I finished for him. "They have nothing to lose, so they could fight, go apeshit. I would in their place."

"I know you would," he said.

"Wouldn't you?" I asked.

He was quiet for a minute. "I don't know."

"Letting someone kill you is harder than it sounds, if you have another option," I said.

"Maybe," he said, and his voice was thoughtful, too serious for him.

"What?" I asked.

"Nothing."

"There's something in your voice, Zerbrowski. What is it?"

He laughed, and it was suddenly him again, but his next words weren't. "Just thinking I hope you never end up on the wrong end of the law."

"Are you implying that I'd be treated as less than human?" I asked, and I was both angry and hurt.

"No, and you're a good cop."

"Thanks, but I hear a but in there somewhere."

"But, you react like a bad guy when you're cornered.
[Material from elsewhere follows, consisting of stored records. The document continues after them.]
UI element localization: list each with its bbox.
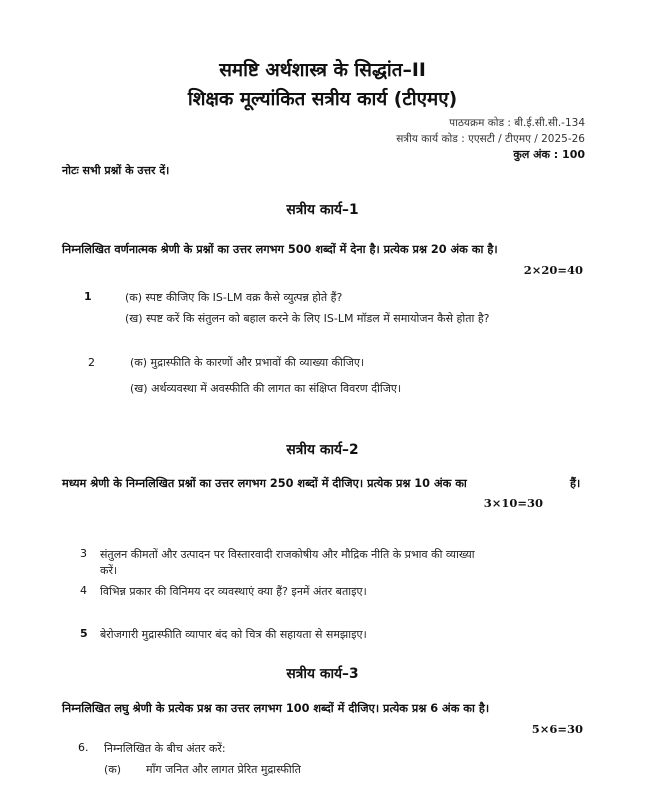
question-number: 3 xyxy=(80,547,87,560)
question-number: 2 xyxy=(88,356,95,369)
question-number: 6. xyxy=(78,741,89,754)
section-heading-1: सत्रीय कार्य–1 xyxy=(286,202,359,218)
question-text: निम्नलिखित के बीच अंतर करें: xyxy=(104,742,226,755)
sub-question-label: (क) xyxy=(104,763,122,776)
question-text: विभिन्न प्रकार की विनिमय दर व्यवस्थाएं क्या हैं? इनमें अंतर बताइए। xyxy=(100,585,367,598)
note: नोटः सभी प्रश्नों के उत्तर दें। xyxy=(62,164,170,177)
question-number: 4 xyxy=(80,584,87,597)
course-code: पाठयक्रम कोड : बी.ई.सी.सी.-134 xyxy=(449,117,585,129)
question-part: (ख) स्पष्ट करें कि संतुलन को बहाल करने के लिए IS-LM मॉडल में समायोजन कैसे होता है? xyxy=(125,312,490,325)
document-title: समष्टि अर्थशास्त्र के सिद्धांत–II xyxy=(219,60,426,81)
section-instruction-2-end: हैं। xyxy=(570,477,581,490)
section-marks-3: 5×6=30 xyxy=(531,722,583,736)
section-heading-2: सत्रीय कार्य–2 xyxy=(286,442,359,458)
section-marks-1: 2×20=40 xyxy=(523,263,583,277)
sub-question-text: माँग जनित और लागत प्रेरित मुद्रास्फीति xyxy=(146,763,301,776)
question-part: (ख) अर्थव्यवस्था में अवस्फीति की लागत का संक्षिप्त विवरण दीजिए। xyxy=(130,382,402,395)
question-part: (क) स्पष्ट कीजिए कि IS-LM वक्र कैसे व्युत्पन्न होते हैं? xyxy=(125,291,343,304)
section-marks-2: 3×10=30 xyxy=(483,496,543,510)
assignment-code: सत्रीय कार्य कोड : एएसटी / टीएमए / 2025-26 xyxy=(396,133,585,145)
question-text: बेरोजगारी मुद्रास्फीति व्यापार बंद को चित्र की सहायता से समझाइए। xyxy=(100,628,367,641)
section-instruction-1: निम्नलिखित वर्णनात्मक श्रेणी के प्रश्नों का उत्तर लगभग 500 शब्दों में देना है। प्रत्येक प्रश्न 20 अंक का है। xyxy=(62,243,498,256)
total-marks: कुल अंक : 100 xyxy=(513,148,585,161)
section-heading-3: सत्रीय कार्य–3 xyxy=(286,666,359,682)
question-part: (क) मुद्रास्फीति के कारणों और प्रभावों की व्याख्या कीजिए। xyxy=(130,356,365,369)
question-number: 1 xyxy=(84,290,92,303)
section-instruction-3: निम्नलिखित लघु श्रेणी के प्रत्येक प्रश्न का उत्तर लगभग 100 शब्दों में दीजिए। प्रत्येक प्रश्न 6 अंक का है। xyxy=(62,702,490,715)
section-instruction-2: मध्यम श्रेणी के निम्नलिखित प्रश्नों का उत्तर लगभग 250 शब्दों में दीजिए। प्रत्येक प्रश्न 10 अंक का xyxy=(62,477,467,490)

I just don't want to see what would happen if you felt you were out of choices."

We were quiet on the phone, listening to each other breathe. "You've thought about this," I said.

"Hey" - and I could see him shrug, that awkward version he did in his ill-fitting suit - "I'm a cop; that means I do threat assessment. I wouldn't want to be on the wrong side of Dolph either."

"Should I be flattered by the company?"

"He's six foot eight, you're five foot three - he's an ex - college football player and power lifter who stays in shape. You're a girl. Yeah, you should be flattered."